At this point, I was stuffed, in fact the last time I was so stuffed was
10 years ago when we went to Troisgros with our good friend and gastronomic mentor Vincent Giroud. Although I thought I was going to explode halfway through the meal and was duped into believing that the fruit cart that came after the meal was the dessert cart (there was another dessert cart that followed with actual sweets), I had seen Vincent–all 145 pounds of him– polish off a gigantic meal without even breaking a sweat. So I had inspiration to last a few more dishes. Bridget reminded me that I knew of techniques to increase my capacity to eat. When I was very little, I had a Hungarian aunt whose husband was in the food (unfortunately instituional) business and for whom food equalled love. When my sister and I used to visit her, my aunt would treat us like french geese being prepared to make foie gras. If we couldn’t finish whatever she placed before us, she would suggest that we walk around the table until our hunger came back. Then more food would be piled on. 30 years later, I was not going to march around the restaurant waiting for my appetite to return. I used my will power (and greed) to steady myself for what was to come.

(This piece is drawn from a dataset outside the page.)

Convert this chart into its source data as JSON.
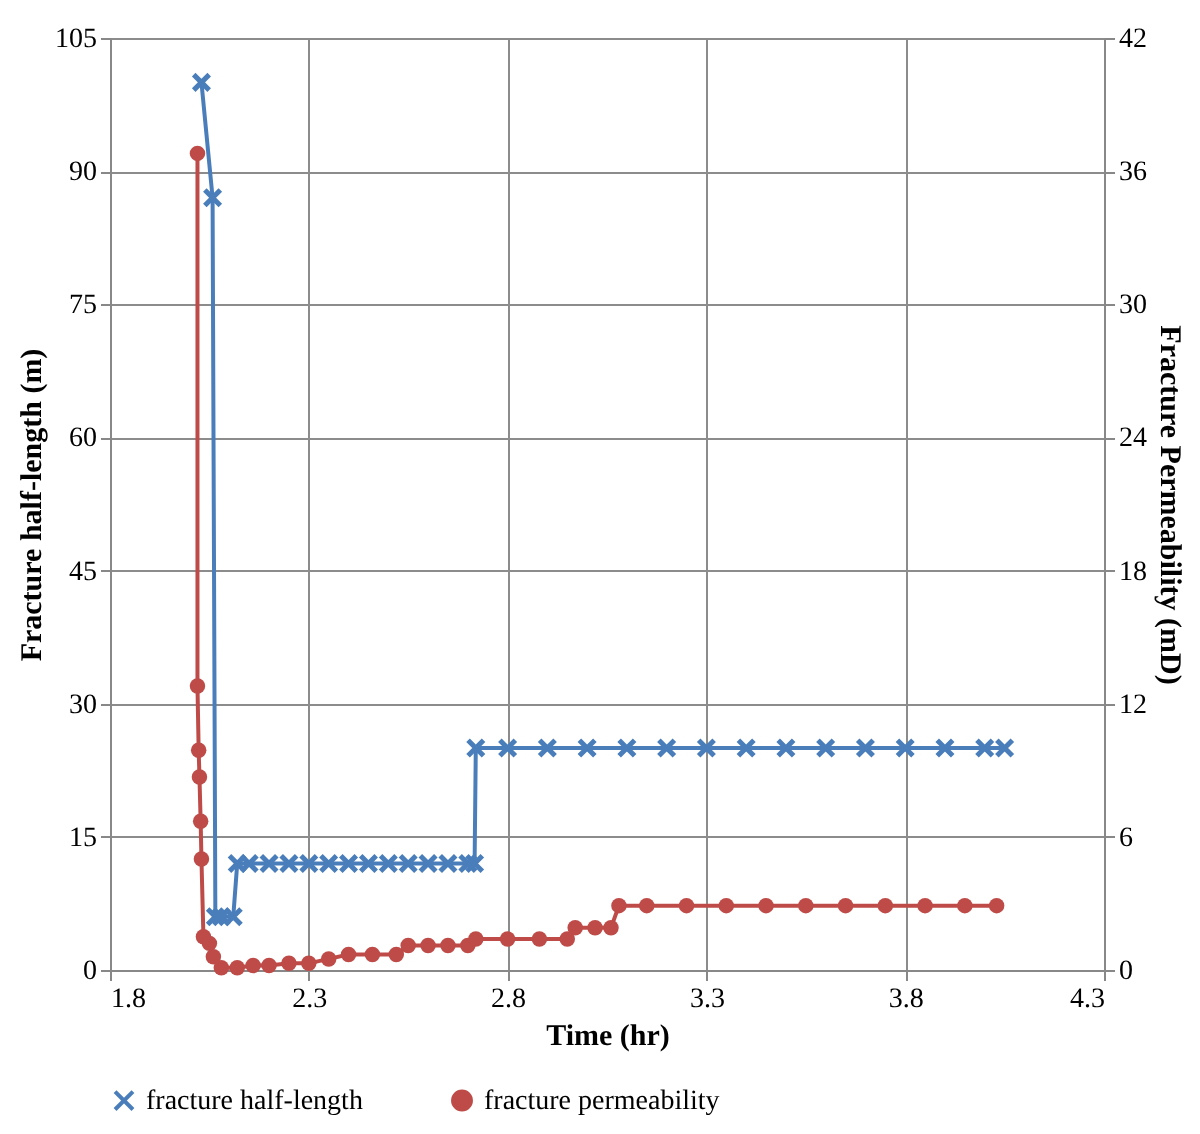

Bridget and I agreed to order only one dessert–Gagnaire’s fantasie des desserts. Just the name alone indicated that this like everything else at this restaurant came with multiple dishes. We girded ourselves for the seven desserts that were to arrive. Only now do I see the dantesque nature of this meal–these were nothing more than the seven deadly sins making their way into the dining room. But I digress. There was a “margarita” which was essentially a frozen margarita with a very foamy head–an alcoholic intermezzo if you will. A kirch flavored gelatin with wild strawberries and a strawberry coulis which was very good. A passion fruit mousse served with a vanilla sugar crisp in a chocolate cup. A mille feuille/chocolate tower composed of chocolate wafers and bitter and milk chocolate ganache layers . Cooked fruit (apples, pears, and peaches) on a cake. A very strange frozen yogurt-flavored yogurt served with a sauce of extra-virgin olive oil. ( I have always thought “extra-virgin” is one of the best marketing concepts ever created. Could someone please explain what could be more virgin than virgin?) A coffee semi-freddo made with taboule and what appeared to be a licorice-flavored coffee sauce. And finally marshmallows. Two white cubes dusted in powered sugar. They had a very floral bouquet to them–frankly,the smelled like a fancy talcum power to me. Can’t say either of us liked them, but having eaten everything else placed before us, Bridget and I looked at each other and
said “pourquoi pas” and down they went.